According to BLS data released Wednesday, U.S. employers had 10.33 million job openings listed in October, down modestly from the 10.69 million openings reported in September. While openings remain below the record high of 11.85 million in March, they remain well above pre-pandemic levels.
During the period, there were 6.06 million people unemployed. That means there were 1.70 job openings per unemployed person in October. While this is down from 1.99 in March, it still suggests there are lots of opportunities out there for job seekers.
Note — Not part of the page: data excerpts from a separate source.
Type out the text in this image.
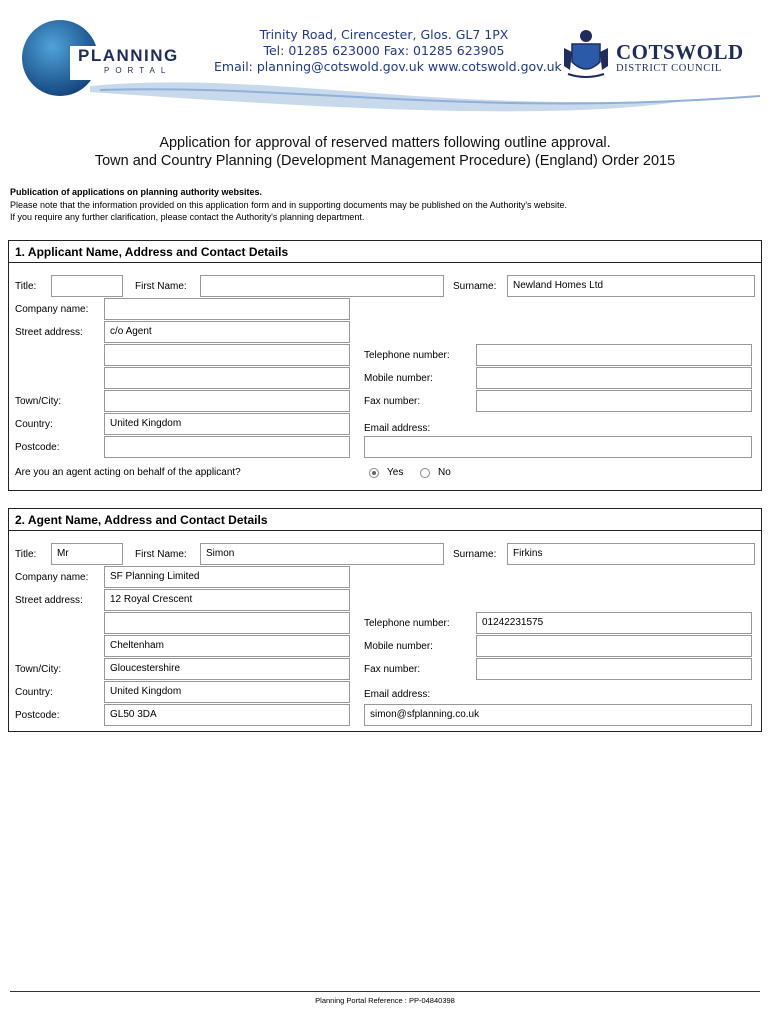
PLANNING
PORTAL
Trinity Road, Cirencester, Glos. GL7 1PX
Tel: 01285 623000 Fax: 01285 623905
Email: planning@cotswold.gov.uk www.cotswold.gov.uk
COTSWOLD
DISTRICT COUNCIL
Application for approval of reserved matters following outline approval.
Town and Country Planning (Development Management Procedure) (England) Order 2015
Publication of applications on planning authority websites.
Please note that the information provided on this application form and in supporting documents may be published on the Authority's website.
If you require any further clarification, please contact the Authority's planning department.
1. Applicant Name, Address and Contact Details
Title:	First Name:	Surname:	Newland Homes Ltd
Company name:
Street address:	c/o Agent
Telephone number:
Mobile number:
Town/City:	Fax number:
Country:	United Kingdom	Email address:
Postcode:
Are you an agent acting on behalf of the applicant?	Yes	No
2. Agent Name, Address and Contact Details
Title:	Mr	First Name:	Simon	Surname:	Firkins
Company name:	SF Planning Limited
Street address:	12 Royal Crescent
Telephone number:	01242231575
Cheltenham	Mobile number:
Town/City:	Gloucestershire	Fax number:
Country:	United Kingdom	Email address:
Postcode:	GL50 3DA	simon@sfplanning.co.uk
Planning Portal Reference : PP-04840398
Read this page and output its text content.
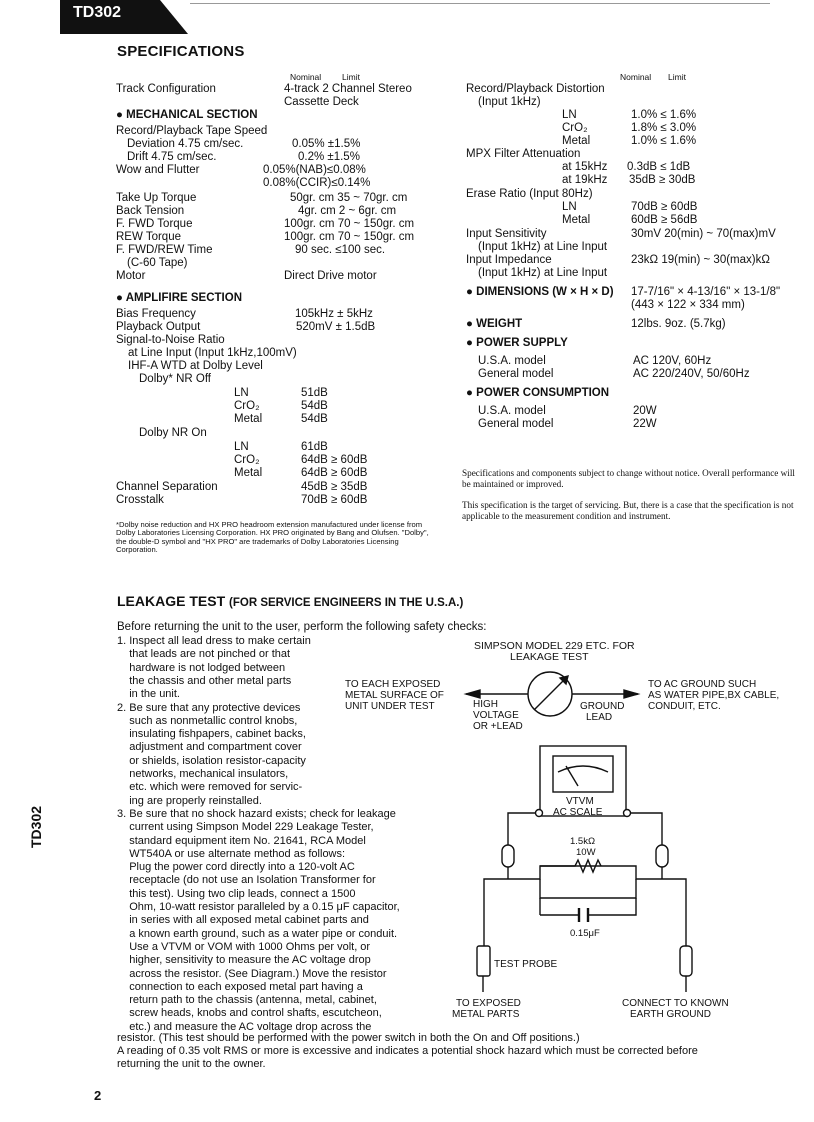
TD302
SPECIFICATIONS
Nominal Limit	Nominal Limit
Track Configuration	4-track 2 Channel Stereo
Cassette Deck
● MECHANICAL SECTION
Record/Playback Tape Speed
Deviation 4.75 cm/sec.	0.05% ±1.5%
Drift 4.75 cm/sec.	0.2% ±1.5%
Wow and Flutter	0.05%(NAB)≤0.08%
0.08%(CCIR)≤0.14%
Take Up Torque	50gr. cm 35 ~ 70gr. cm
Back Tension	4gr. cm 2 ~ 6gr. cm
F. FWD Torque	100gr. cm 70 ~ 150gr. cm
REW Torque	100gr. cm 70 ~ 150gr. cm
F. FWD/REW Time	90 sec. ≤100 sec.
(C-60 Tape)
Motor	Direct Drive motor
● AMPLIFIRE SECTION
Bias Frequency	105kHz ± 5kHz
Playback Output	520mV ± 1.5dB
Signal-to-Noise Ratio
at Line Input (Input 1kHz,100mV)
IHF-A WTD at Dolby Level
Dolby* NR Off
LN	51dB
CrO₂	54dB
Metal	54dB
Dolby NR On
LN	61dB
CrO₂	64dB ≥ 60dB
Metal	64dB ≥ 60dB
Channel Separation	45dB ≥ 35dB
Crosstalk	70dB ≥ 60dB
*Dolby noise reduction and HX PRO headroom extension manufactured under license from Dolby Laboratories Licensing Corporation. HX PRO originated by Bang and Olufsen. "Dolby", the double-D symbol and "HX PRO" are trademarks of Dolby Laboratories Licensing Corporation.
Record/Playback Distortion
(Input 1kHz)
LN	1.0% ≤ 1.6%
CrO₂	1.8% ≤ 3.0%
Metal	1.0% ≤ 1.6%
MPX Filter Attenuation
at 15kHz 0.3dB ≤ 1dB
at 19kHz 35dB ≥ 30dB
Erase Ratio (Input 80Hz)
LN	70dB ≥ 60dB
Metal	60dB ≥ 56dB
Input Sensitivity	30mV 20(min) ~ 70(max)mV
(Input 1kHz) at Line Input
Input Impedance	23kΩ 19(min) ~ 30(max)kΩ
(Input 1kHz) at Line Input
● DIMENSIONS (W × H × D) 17-7/16" × 4-13/16" × 13-1/8"
(443 × 122 × 334 mm)
● WEIGHT	12lbs. 9oz. (5.7kg)
● POWER SUPPLY
U.S.A. model	AC 120V, 60Hz
General model	AC 220/240V, 50/60Hz
● POWER CONSUMPTION
U.S.A. model	20W
General model	22W
Specifications and components subject to change without notice. Overall performance will be maintained or improved.
This specification is the target of servicing. But, there is a case that the specification is not applicable to the measurement condition and instrument.
LEAKAGE TEST (FOR SERVICE ENGINEERS IN THE U.S.A.)
Before returning the unit to the user, perform the following safety checks:
1. Inspect all lead dress to make certain
that leads are not pinched or that
hardware is not lodged between
the chassis and other metal parts
in the unit.
2. Be sure that any protective devices
such as nonmetallic control knobs,
insulating fishpapers, cabinet backs,
adjustment and compartment cover
or shields, isolation resistor-capacity
networks, mechanical insulators,
etc. which were removed for servic-
ing are properly reinstalled.
3. Be sure that no shock hazard exists; check for leakage
current using Simpson Model 229 Leakage Tester,
standard equipment item No. 21641, RCA Model
WT540A or use alternate method as follows:
Plug the power cord directly into a 120-volt AC
receptacle (do not use an Isolation Transformer for
this test). Using two clip leads, connect a 1500
Ohm, 10-watt resistor paralleled by a 0.15 μF capacitor,
in series with all exposed metal cabinet parts and
a known earth ground, such as a water pipe or conduit.
Use a VTVM or VOM with 1000 Ohms per volt, or
higher, sensitivity to measure the AC voltage drop
across the resistor. (See Diagram.) Move the resistor
connection to each exposed metal part having a
return path to the chassis (antenna, metal, cabinet,
screw heads, knobs and control shafts, escutcheon,
etc.) and measure the AC voltage drop across the
resistor. (This test should be performed with the power switch in both the On and Off positions.)
A reading of 0.35 volt RMS or more is excessive and indicates a potential shock hazard which must be corrected before
returning the unit to the owner.
SIMPSON MODEL 229 ETC. FOR
LEAKAGE TEST
TO EACH EXPOSED
METAL SURFACE OF
UNIT UNDER TEST
TO AC GROUND SUCH
AS WATER PIPE,BX CABLE,
CONDUIT, ETC.
HIGH
VOLTAGE
OR +LEAD
GROUND
LEAD
VTVM
AC SCALE
1.5kΩ
10W
0.15μF
TEST PROBE
TO EXPOSED
METAL PARTS
CONNECT TO KNOWN
EARTH GROUND
TD302
2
Occasionally, I’ll hear someone argue there’s no way there are actually this many job openings. There are at least two reasonable theories to support this argument: 1) It doesn’t cost anything to post a job opening, so why wouldn’t an employer post a lot of jobs they don’t intend to fill if it gets them a free peek into the candidate pool? 2) For some positions, an employer may list the same job multiple times with slightly different descriptions in their effort to cast a wider net for candidates.
I’ll start by saying I believe both of these acts are happening to some degree. They’ve probably been happening for thousands of years.
But if we’re talking about what this means for the economy, then we must ask if this changes how we think about tightness in the labor market.